A shocking moment

I love podcasts, which (in case I haven’t mentioned it in the last five minutes) is why I started my own, but a recent favorite discovery has been The Classical Top 5 Podcast. There’s actually been some cross-pollination, in that Richard Bratby, a Birmingham-based musician, critic, and writer, has come on the Gabfest twice now (and I hope continues coming back!)

But of course, the thing about listening to other people’s podcasts is you can’t interject in the conversation with what you want to say*, and that’s very frustrating, because I always have very much to say when I’m listening to the Classical Top 5, but thankfully I have this blog, so here we go.

The last episode was “Top 5 Most Shocking Moments in Music,” and it made for a great discussion, because each participant interpreted the brief in their own unique way. There were discussions of actual shocking moments within a piece of music (an unexpected bass drum hit, for example), shocking moments of discovery (the guest talked about rewinding the lead-up to the recap of the first movement of Mahler’s 2nd ten times after hearing it for the first time) and broader societal shocks (a lengthy discussion of why it’s so shocking that nothing had been done about the heinous acts that became #metoo revelations in the world of classical music, when it’s supremely obvious that people in high places had known about them for so long.)
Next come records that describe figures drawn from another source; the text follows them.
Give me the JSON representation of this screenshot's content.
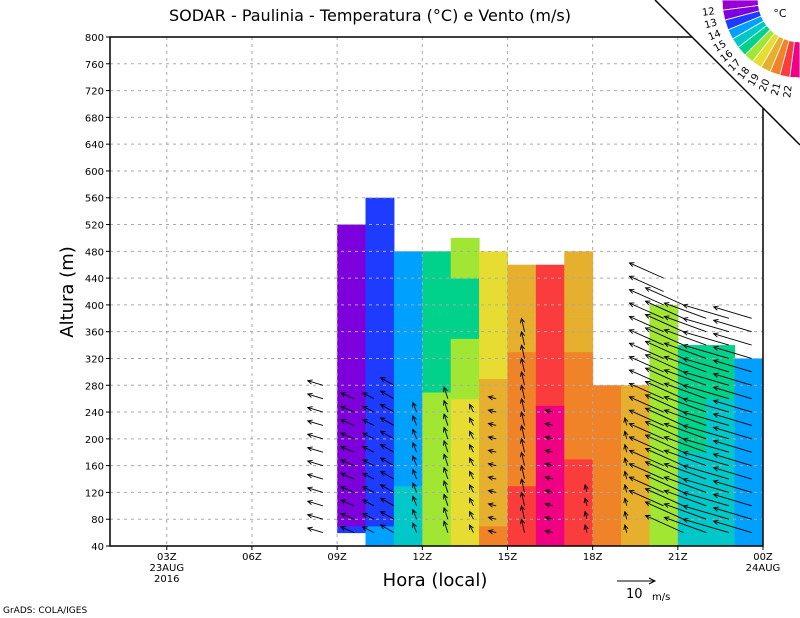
{
  "chart_data": {
    "type": "heatmap",
    "title": "SODAR - Paulinia - Temperatura (°C) e Vento (m/s)",
    "xlabel": "Hora (local)",
    "ylabel": "Altura (m)",
    "xlim": [
      1,
      24
    ],
    "ylim": [
      40,
      800
    ],
    "grid": true,
    "x_ticks": [
      {
        "t": 3,
        "label": "03Z",
        "sub1": "23AUG",
        "sub2": "2016"
      },
      {
        "t": 6,
        "label": "06Z"
      },
      {
        "t": 9,
        "label": "09Z"
      },
      {
        "t": 12,
        "label": "12Z"
      },
      {
        "t": 15,
        "label": "15Z"
      },
      {
        "t": 18,
        "label": "18Z"
      },
      {
        "t": 21,
        "label": "21Z"
      },
      {
        "t": 24,
        "label": "00Z",
        "sub1": "24AUG"
      }
    ],
    "y_ticks": [
      40,
      80,
      120,
      160,
      200,
      240,
      280,
      320,
      360,
      400,
      440,
      480,
      520,
      560,
      600,
      640,
      680,
      720,
      760,
      800
    ],
    "colorbar": {
      "unit": "°C",
      "position": "top-right",
      "levels": [
        12,
        13,
        14,
        15,
        16,
        17,
        18,
        19,
        20,
        21,
        22
      ],
      "colors": [
        "#9600d2",
        "#7d00dc",
        "#1e3cff",
        "#00a0ff",
        "#00c8c8",
        "#00d28c",
        "#a0e632",
        "#e6dc32",
        "#e6af2d",
        "#f08228",
        "#fa3c3c",
        "#f00082"
      ]
    },
    "temperature_columns": [
      {
        "t": 9,
        "bottom": 60,
        "top": 520,
        "values": [
          13.2,
          12.8,
          12.6,
          12.5,
          12.5,
          12.5,
          12.5,
          12.5,
          12.5,
          12.5,
          12.5,
          12.5
        ]
      },
      {
        "t": 10,
        "bottom": 40,
        "top": 560,
        "values": [
          14.2,
          13.8,
          13.6,
          13.5,
          13.5,
          13.5,
          13.5,
          13.5,
          13.5,
          13.5,
          13.5,
          13.5,
          13.5
        ]
      },
      {
        "t": 11,
        "bottom": 40,
        "top": 480,
        "values": [
          15.5,
          15.2,
          15.0,
          14.8,
          14.6,
          14.5,
          14.5,
          14.5,
          14.3,
          14.3,
          14.5
        ]
      },
      {
        "t": 12,
        "bottom": 40,
        "top": 480,
        "values": [
          17.8,
          17.5,
          17.3,
          17.2,
          17.5,
          17.5,
          16.5,
          16.3,
          16.5,
          16.5,
          16.3
        ]
      },
      {
        "t": 13,
        "bottom": 40,
        "top": 500,
        "values": [
          18.5,
          18.5,
          18.5,
          18.3,
          18.3,
          18.2,
          17.5,
          17.5,
          16.8,
          16.5,
          17.0,
          17.0
        ]
      },
      {
        "t": 14,
        "bottom": 40,
        "top": 480,
        "values": [
          20.3,
          19.8,
          19.5,
          19.5,
          19.3,
          19.2,
          19.0,
          18.7,
          18.5,
          18.3,
          18.2
        ]
      },
      {
        "t": 15,
        "bottom": 40,
        "top": 460,
        "values": [
          21.5,
          21.3,
          21.0,
          20.5,
          20.5,
          20.3,
          20.2,
          20.0,
          19.5,
          19.5,
          19.5
        ]
      },
      {
        "t": 16,
        "bottom": 40,
        "top": 460,
        "values": [
          22.5,
          22.5,
          22.5,
          22.3,
          22.2,
          22.0,
          21.8,
          21.5,
          21.3,
          21.0,
          21.0
        ]
      },
      {
        "t": 17,
        "bottom": 40,
        "top": 480,
        "values": [
          21.5,
          21.5,
          21.3,
          21.0,
          20.8,
          20.5,
          20.3,
          20.0,
          19.5,
          19.5,
          19.5
        ]
      },
      {
        "t": 18,
        "bottom": 40,
        "top": 280,
        "values": [
          20.5,
          20.5,
          20.3,
          20.2,
          20.0,
          20.5
        ]
      },
      {
        "t": 19,
        "bottom": 40,
        "top": 280,
        "values": [
          19.5,
          19.5,
          19.3,
          19.2,
          19.0,
          19.0
        ]
      },
      {
        "t": 20,
        "bottom": 40,
        "top": 400,
        "values": [
          17.5,
          17.5,
          17.3,
          17.2,
          17.5,
          17.5,
          17.5,
          17.5,
          17.5
        ]
      },
      {
        "t": 21,
        "bottom": 40,
        "top": 340,
        "values": [
          15.5,
          15.5,
          15.6,
          15.8,
          16.2,
          16.5,
          16.5,
          16.8
        ]
      },
      {
        "t": 22,
        "bottom": 40,
        "top": 340,
        "values": [
          15.2,
          15.2,
          15.3,
          15.4,
          15.5,
          15.8,
          16.2,
          16.5
        ]
      },
      {
        "t": 23,
        "bottom": 40,
        "top": 320,
        "values": [
          14.5,
          14.3,
          14.2,
          14.3,
          14.5,
          14.5,
          14.8
        ]
      }
    ],
    "wind_columns": [
      {
        "t": 8.5,
        "from": 60,
        "to": 280,
        "u": -4,
        "v": 1.2
      },
      {
        "t": 9.6,
        "from": 60,
        "to": 260,
        "u": -3.5,
        "v": 1.5
      },
      {
        "t": 10.3,
        "from": 60,
        "to": 270,
        "u": -3,
        "v": 1.5
      },
      {
        "t": 11.0,
        "from": 60,
        "to": 280,
        "u": -3.5,
        "v": 2
      },
      {
        "t": 11.8,
        "from": 60,
        "to": 250,
        "u": -1,
        "v": 2.5
      },
      {
        "t": 12.9,
        "from": 60,
        "to": 260,
        "u": -1,
        "v": 3
      },
      {
        "t": 13.8,
        "from": 60,
        "to": 250,
        "u": -1,
        "v": 2
      },
      {
        "t": 14.6,
        "from": 60,
        "to": 260,
        "u": -2,
        "v": 0.5
      },
      {
        "t": 15.6,
        "from": 60,
        "to": 370,
        "u": -0.8,
        "v": 3.5
      },
      {
        "t": 16.6,
        "from": 60,
        "to": 250,
        "u": -2,
        "v": 0.5
      },
      {
        "t": 17.8,
        "from": 60,
        "to": 120,
        "u": -0.5,
        "v": 2
      },
      {
        "t": 19.2,
        "from": 60,
        "to": 220,
        "u": -0.5,
        "v": 2
      },
      {
        "t": 20.5,
        "from": 100,
        "to": 440,
        "u": -9,
        "v": 4
      },
      {
        "t": 21.2,
        "from": 60,
        "to": 400,
        "u": -10,
        "v": 4.5
      },
      {
        "t": 22.0,
        "from": 60,
        "to": 390,
        "u": -11,
        "v": 4
      },
      {
        "t": 22.8,
        "from": 60,
        "to": 390,
        "u": -12,
        "v": 3.5
      },
      {
        "t": 23.6,
        "from": 60,
        "to": 390,
        "u": -10,
        "v": 3
      }
    ],
    "reference_vector": {
      "speed": 10,
      "label": "10",
      "unit": "m/s"
    }
  },
  "footer": {
    "credit": "GrADS: COLA/IGES"
  }
}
Our friend Richard Bratby was a bit jaded about this whole topic — he noted that we’re constantly being told why certain pieces or moments are supposed to shock us, but but this point, audiences have heard it all. What might once have shocked is now routine, and what now attempts to shock is greeted with boredom.

But it’s that very paradigm that led me to being genuinely shocked by a piece of music, and it will come as a shock to no one who knows me that it involves the music of Alfred Schnittke.

Soviet Composer Alfred Schnittke Was Born On This Day in 1934 [ON-THIS-DAY]

I was in college when I learned about Schnittke from David M. Gordon, my theory TA and private composition teacher. Having been a classical music freak for all of high school, I was already well-versed in the broad narrative that supposedly encapsulated classical music history: music had been heading in a single direction for half a millennium, from simplicity to complexity, from consonance to dissonance. In the post-tonal world, music had reached apotheotic complexity with Boulez and the total serialists, whose music reflected the chaos and malaise of the modern world. Now (c. 2005) those trends were beginning to “reverse” and certain mild consonances could be tolerated in the way that certain mild dissonances were tolerated in the music of Josquin, as long as they followed a proscribed set of rules.

Then I heard Alfred Schnittke’s first concerto grosso.

The moment that shocked me more than any other — as I know it has done for countless listeners — is the end of the cadenza (18:30 in the above video). The two violin soloists have been abusing their instruments several minutes, instructed in the score to improvise the most complicated, dissonant jangle they can come up with. Then a rip in the fabric, a baroque cadence, and finally: the harpsichord.

An arpeggiated c-minor chord like black ink spilling from a jar, the likes of which you might hear in a scena from Don Giovanni or perhaps the entrance of Lestat in Interview with the Vampire. That was truly a shocking moment.

What came next didn’t shock any less. Here was music that COMPLETELY upended the narrative I had been told was true, music that actually did what the yawn-inducing music of Schoenberg and Stockhausen was supposed to do — it was bracingly dissonant, full of bitterness, rage, and turmoil, but it accomplished this using triads and tonality.

At that moment, it was plain as day: hundreds of composers had wasted decades of their lives, the entire output of their artistry and careers, studiously avoiding thirds and fifths only to produce screaming bores that intended to unsettle, but only nonplussed.

That was a musical shock that changed my life, and I’ve never looked back.

*Clubhouse is trying to solve for this problem, but I have yet to come across a conversation I’d want to participate in. The classical music “thought leaders” on that app have just scheduled their 3rd session about why classical music desperately needs to get on board with NFTs. Let me know if you need an invitation.